3 Questions You Need To Ask About MVP
Everyone is talking about building a Minimum Viable Product (MVP). But is everyone doing it right?
It's 2021, every entrepreneur aspirant has heard about MVP. Everyone is talking about building a Minimum Viable Product (MVP). But is everyone doing it right?
MVP seems like a simple idea at first but many seem to have understood it wrong. In the name of building 'minimum viable', most of the time people are building minimum but not viable products. The philosophy that is supposed to help you cut down waste early often ends up producing another waste.
There are three questions one needs to ask about MVP: What, Why, and How. Today we will try to answer these questions in brief.
What exactly is a Minimum Viable Product (MVP)?
You have a new idea that you would like to bring to the market.
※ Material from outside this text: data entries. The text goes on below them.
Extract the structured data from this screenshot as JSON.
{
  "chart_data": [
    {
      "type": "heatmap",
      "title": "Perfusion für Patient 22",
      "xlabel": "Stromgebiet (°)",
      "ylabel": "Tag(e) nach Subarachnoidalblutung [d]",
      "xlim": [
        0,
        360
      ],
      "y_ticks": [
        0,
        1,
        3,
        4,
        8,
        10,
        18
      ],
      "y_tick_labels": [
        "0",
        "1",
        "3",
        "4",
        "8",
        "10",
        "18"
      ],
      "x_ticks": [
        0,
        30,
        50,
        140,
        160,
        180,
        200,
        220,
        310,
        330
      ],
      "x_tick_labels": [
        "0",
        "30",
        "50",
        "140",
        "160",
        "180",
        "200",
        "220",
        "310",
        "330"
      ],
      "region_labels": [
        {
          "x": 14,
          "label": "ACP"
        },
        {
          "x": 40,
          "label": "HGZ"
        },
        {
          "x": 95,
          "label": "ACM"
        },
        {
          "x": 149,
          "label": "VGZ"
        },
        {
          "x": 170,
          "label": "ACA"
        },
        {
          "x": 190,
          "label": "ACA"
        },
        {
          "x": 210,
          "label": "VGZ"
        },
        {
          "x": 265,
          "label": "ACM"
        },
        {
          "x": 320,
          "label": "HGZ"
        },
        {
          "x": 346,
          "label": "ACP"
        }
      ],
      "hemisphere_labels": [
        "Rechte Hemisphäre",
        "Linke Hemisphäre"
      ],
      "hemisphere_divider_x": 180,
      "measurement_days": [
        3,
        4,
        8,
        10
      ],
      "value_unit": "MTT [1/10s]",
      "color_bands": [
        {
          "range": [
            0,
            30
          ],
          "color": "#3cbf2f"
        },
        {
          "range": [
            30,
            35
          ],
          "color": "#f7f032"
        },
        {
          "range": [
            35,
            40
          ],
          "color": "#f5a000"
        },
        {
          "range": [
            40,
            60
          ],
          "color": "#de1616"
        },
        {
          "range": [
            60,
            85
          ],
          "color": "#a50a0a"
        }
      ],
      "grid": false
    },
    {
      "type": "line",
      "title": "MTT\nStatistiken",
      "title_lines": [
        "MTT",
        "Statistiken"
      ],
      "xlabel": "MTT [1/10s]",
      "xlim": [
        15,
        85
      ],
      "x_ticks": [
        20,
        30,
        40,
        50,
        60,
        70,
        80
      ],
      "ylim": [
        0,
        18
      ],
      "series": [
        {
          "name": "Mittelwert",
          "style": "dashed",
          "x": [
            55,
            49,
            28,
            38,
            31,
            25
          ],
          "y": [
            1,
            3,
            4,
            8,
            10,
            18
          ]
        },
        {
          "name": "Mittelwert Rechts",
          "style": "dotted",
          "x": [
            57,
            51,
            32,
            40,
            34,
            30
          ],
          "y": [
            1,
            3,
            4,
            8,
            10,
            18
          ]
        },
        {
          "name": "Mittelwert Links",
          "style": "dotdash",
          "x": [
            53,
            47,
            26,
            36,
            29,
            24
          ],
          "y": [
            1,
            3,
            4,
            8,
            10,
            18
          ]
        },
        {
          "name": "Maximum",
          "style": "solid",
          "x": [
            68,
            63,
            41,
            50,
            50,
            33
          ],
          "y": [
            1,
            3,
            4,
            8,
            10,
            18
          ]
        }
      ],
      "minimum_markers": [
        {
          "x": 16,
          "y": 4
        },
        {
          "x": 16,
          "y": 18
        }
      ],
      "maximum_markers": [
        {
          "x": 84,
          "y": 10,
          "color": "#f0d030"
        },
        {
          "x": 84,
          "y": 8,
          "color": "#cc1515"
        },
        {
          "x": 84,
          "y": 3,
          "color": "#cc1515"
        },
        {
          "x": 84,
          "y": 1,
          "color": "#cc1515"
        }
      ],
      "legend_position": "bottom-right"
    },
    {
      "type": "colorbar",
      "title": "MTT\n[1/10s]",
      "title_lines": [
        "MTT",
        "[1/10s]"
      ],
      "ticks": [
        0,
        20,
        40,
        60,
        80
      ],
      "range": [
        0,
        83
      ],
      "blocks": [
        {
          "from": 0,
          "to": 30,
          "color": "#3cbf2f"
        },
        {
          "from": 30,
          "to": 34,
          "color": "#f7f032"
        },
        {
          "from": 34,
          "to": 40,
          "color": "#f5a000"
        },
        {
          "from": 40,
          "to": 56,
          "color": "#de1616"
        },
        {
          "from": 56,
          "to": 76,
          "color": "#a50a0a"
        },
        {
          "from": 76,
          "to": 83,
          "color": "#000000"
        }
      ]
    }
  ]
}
MVP is the bare minimum version of your product idea.
Now comes the next question, what should be considered the bare minimum?
The bare minimum version should satisfy the following criteria:
- The features it provides is enough for your customer to understand, what your end product is and decide if it is valuable to them.
- In the best case it should provide enough value that they would be willing to buy it.
Why should I build an MVP?
A business without a customer is not a business.
Science is yet to reach a point where we will be able to tell what our customers want without interacting with them.
Meanwhile only way to know what customers want is by letting them use what you are building.
When you are building a product, you have certain assumptions that you think will be valuable for your users. Getting to verify these assumptions one step at a time can always help you cut down waste early often.
MVP helps you make these smaller iterations until the day you will have built a product your customers love to use.
How can I build an MVP?
There is no silver bullet for this. Every product idea will have its own problems and its own ways of fixing. But there are some common steps everyone can follow to build MVP.
- Identify potential consumers
- List down their problems
- List down assumptions of your product idea
- Match up customer problems with your assumptions and find out those assumptions which solve most of the problems
- Find ways to solve these problems.
Now, whatever you are doing to solve the problems of your customers is your MVP.
Now, a question arises - who will build your MVP? You can either hire freelancers or a software company. You can build an MVP yourself if you have coding skills, otherwise, you can outsource your MVP development.